O advogado deve ter atenção nesse momento para não indicar a prática de ilícitos que levaram a empresa a chegar a essa situação 

        II – as demonstrações contábeis relativas aos 3 (três) últimos exercícios sociais e as levantadas especialmente para instruir o pedido, confeccionadas com estrita observância da legislação societária aplicável e compostas obrigatoriamente de: Compreensão dos lucros e prejuízos 

        a) balanço patrimonial;
             - Situação real da empresa 
        b) demonstração de resultados acumulados;
             - Resumos ordenados das despesas e receitas. 
             - Permite avaliar a viabilidade da empresa
        c) demonstração do resultado desde o último exercício social;
        d) relatório gerencial de fluxo de caixa e de sua projeção;


        III – a relação nominal completa dos credores, inclusive aqueles por obrigação de fazer ou de dar, com a indicação do endereço de cada um, a natureza, a classificação e o valor atualizado (a atualização pode ser por uma taxa de referencia como Selic ou IPCA) do crédito, discriminando sua origem, o regime dos respectivos vencimentos e a indicação dos registros contábeis de cada transação pendente;

        IV – a relação integral dos empregados, em que constem as respectivas funções, salários, indenizações e outras parcelas a que têm direito, com o correspondente mês de competência, e a discriminação dos valores pendentes de pagamento;
              - Referente a empregados formais com contrato de trabalho assinado 
              - Caso hajam empregados informais os mesmo podem ajuizar com uma ação  trabalhista                      solicitando a formalização do vínculo.

        V – certidão de regularidade do devedor no Registro Público de Empresas, o ato constitutivo atualizado e as atas de nomeação dos atuais administradores;
              - O devedor deve ter um mínimo de 2 anos de atividade para solicitar a recuperação.
              - Caso o na certidão constem menos de dois anos de atividade o devedor pode procurar                         outros meios comprobatórios de que o mesmo já exercia a atividade.

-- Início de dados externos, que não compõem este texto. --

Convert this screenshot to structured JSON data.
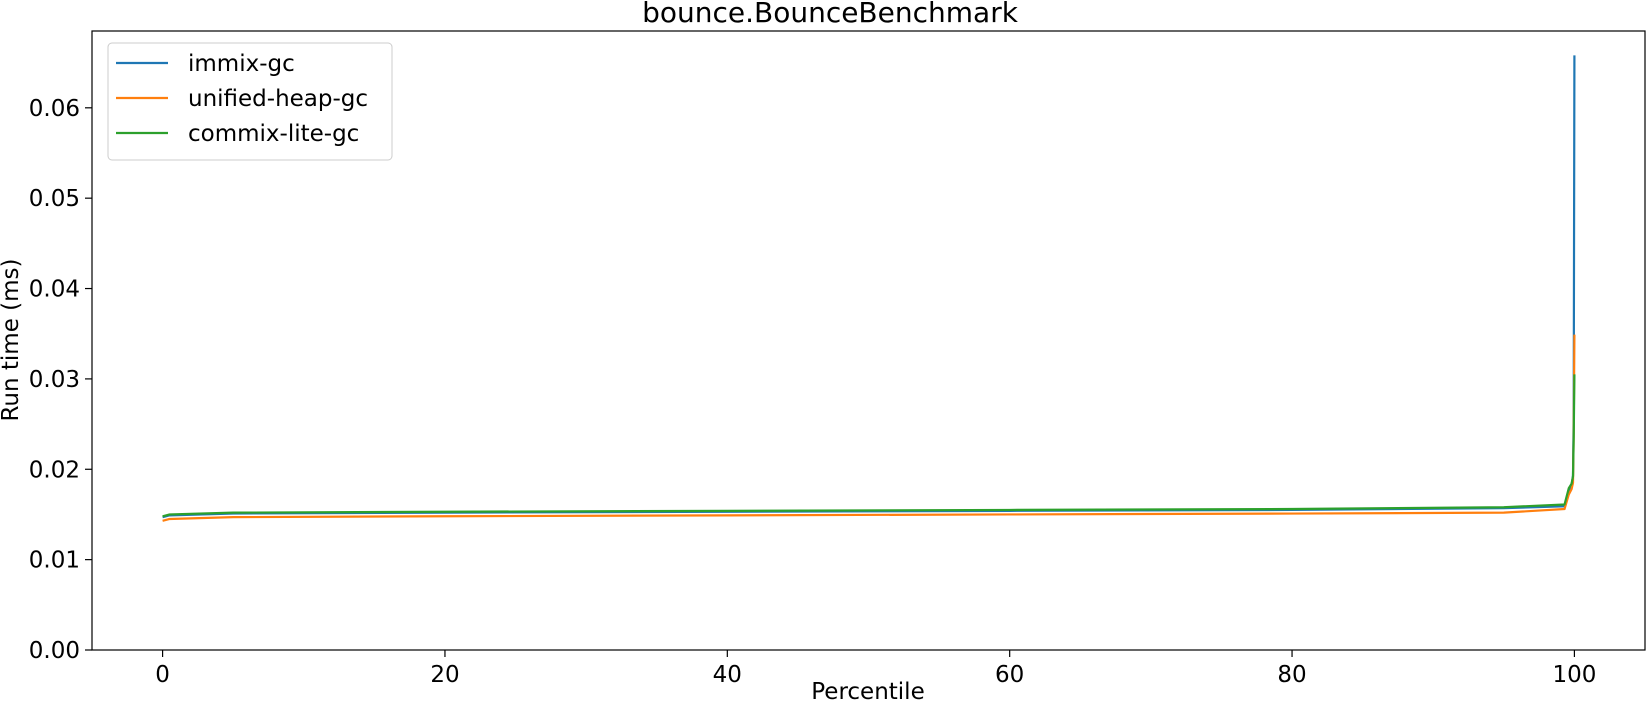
{
  "chart_data": {
    "type": "line",
    "title": "bounce.BounceBenchmark",
    "xlabel": "Percentile",
    "ylabel": "Run time (ms)",
    "xlim": [
      -5,
      105
    ],
    "ylim": [
      0,
      0.0685
    ],
    "xticks": [
      0,
      20,
      40,
      60,
      80,
      100
    ],
    "yticks": [
      0.0,
      0.01,
      0.02,
      0.03,
      0.04,
      0.05,
      0.06
    ],
    "xtick_labels": [
      "0",
      "20",
      "40",
      "60",
      "80",
      "100"
    ],
    "ytick_labels": [
      "0.00",
      "0.01",
      "0.02",
      "0.03",
      "0.04",
      "0.05",
      "0.06"
    ],
    "grid": false,
    "legend_position": "upper-left",
    "series": [
      {
        "name": "immix-gc",
        "color": "#1f77b4",
        "points": [
          [
            0,
            0.0147
          ],
          [
            0.5,
            0.0149
          ],
          [
            5,
            0.0151
          ],
          [
            20,
            0.0152
          ],
          [
            40,
            0.0153
          ],
          [
            60,
            0.0154
          ],
          [
            80,
            0.0155
          ],
          [
            95,
            0.0157
          ],
          [
            99.3,
            0.0159
          ],
          [
            99.6,
            0.0176
          ],
          [
            99.8,
            0.0183
          ],
          [
            99.9,
            0.0193
          ],
          [
            99.95,
            0.026
          ],
          [
            100,
            0.0658
          ]
        ]
      },
      {
        "name": "unified-heap-gc",
        "color": "#ff7f0e",
        "points": [
          [
            0,
            0.0143
          ],
          [
            0.5,
            0.0145
          ],
          [
            5,
            0.0147
          ],
          [
            20,
            0.0148
          ],
          [
            40,
            0.0149
          ],
          [
            60,
            0.015
          ],
          [
            80,
            0.0151
          ],
          [
            95,
            0.0152
          ],
          [
            99.3,
            0.0156
          ],
          [
            99.6,
            0.0172
          ],
          [
            99.8,
            0.0178
          ],
          [
            99.9,
            0.0185
          ],
          [
            99.95,
            0.024
          ],
          [
            100,
            0.0349
          ]
        ]
      },
      {
        "name": "commix-lite-gc",
        "color": "#2ca02c",
        "points": [
          [
            0,
            0.0148
          ],
          [
            0.5,
            0.015
          ],
          [
            5,
            0.0152
          ],
          [
            20,
            0.0153
          ],
          [
            40,
            0.0154
          ],
          [
            60,
            0.0155
          ],
          [
            80,
            0.0156
          ],
          [
            95,
            0.0158
          ],
          [
            99.3,
            0.0161
          ],
          [
            99.6,
            0.0179
          ],
          [
            99.8,
            0.0184
          ],
          [
            99.9,
            0.0192
          ],
          [
            99.95,
            0.0235
          ],
          [
            100,
            0.0305
          ]
        ]
      }
    ]
  }
}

        VI – a relação dos bens particulares dos sócios controladores e dos administradores do devedor;

        VII – os extratos atualizados das contas bancárias do devedor e de suas eventuais aplicações financeiras de qualquer modalidade, inclusive em fundos de investimento ou em bolsas de valores, emitidos pelas respectivas instituições financeiras;
                  - Por interpretação se apresenta, normalmente, os extratos dos ultimos 30 dias e se                                aguarda o juizo quanto a necessidade de demais períodos devido ao montante alto de                          informação agregada a esses extratos.

        VIII – certidões dos cartórios de protestos situados na comarca do domicílio ou sede do devedor e naquelas onde possui filial;
                   - Caso hajam certidões de protesto conhecidas fora da comarca do domicílio ou sede do                       devedor o mesmo também esta obrigado a apresenta-las 

        IX – a relação, subscrita pelo devedor, de todas as ações judiciais em que este figure como parte, inclusive as de natureza trabalhista, com a estimativa dos respectivos valores demandados.

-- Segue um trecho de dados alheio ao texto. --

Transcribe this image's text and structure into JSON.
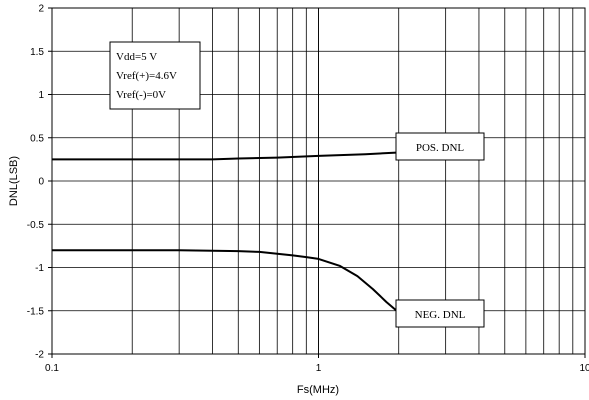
{
  "chart_data": {
    "type": "line",
    "xlabel": "Fs(MHz)",
    "ylabel": "DNL(LSB)",
    "xscale": "log",
    "xlim": [
      0.1,
      10
    ],
    "ylim": [
      -2,
      2
    ],
    "x_ticks": [
      "0.1",
      "1",
      "10"
    ],
    "y_ticks": [
      "2",
      "1.5",
      "1",
      "0.5",
      "0",
      "-0.5",
      "-1",
      "-1.5",
      "-2"
    ],
    "grid": true,
    "conditions": [
      "Vdd=5 V",
      "Vref(+)=4.6V",
      "Vref(-)=0V"
    ],
    "series": [
      {
        "name": "POS. DNL",
        "color": "#000000",
        "x": [
          0.1,
          0.2,
          0.4,
          0.5,
          0.7,
          1.0,
          1.5,
          2.0
        ],
        "y": [
          0.25,
          0.25,
          0.25,
          0.26,
          0.27,
          0.29,
          0.31,
          0.33
        ]
      },
      {
        "name": "NEG. DNL",
        "color": "#000000",
        "x": [
          0.1,
          0.2,
          0.3,
          0.5,
          0.6,
          0.7,
          0.8,
          0.9,
          1.0,
          1.2,
          1.4,
          1.6,
          1.8,
          2.0
        ],
        "y": [
          -0.8,
          -0.8,
          -0.8,
          -0.81,
          -0.82,
          -0.84,
          -0.86,
          -0.88,
          -0.9,
          -0.98,
          -1.1,
          -1.25,
          -1.4,
          -1.52
        ]
      }
    ]
  }
}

        § 1o Os documentos de escrituração contábil e demais relatórios auxiliares, na forma e no suporte previstos em lei, permanecerão à disposição do juízo, do administrador judicial e, mediante autorização judicial, de qualquer interessado.
                 - Os documentos devem permanecer em sigilo a terceiros 
                 - Tratam-se dos livros contábeis da empresa.
                 - Existe a possibilidade do depósito dos livros em cartório 

        § 2o Com relação à exigência prevista no inciso II do caput deste artigo, as microempresas e empresas de pequeno porte poderão apresentar livros e escrituração contábil simplificados nos termos da legislação específica.

        § 3o O juiz poderá determinar o depósito em cartório dos documentos a que se referem os §§ 1o e 2o deste artigo ou de cópia destes.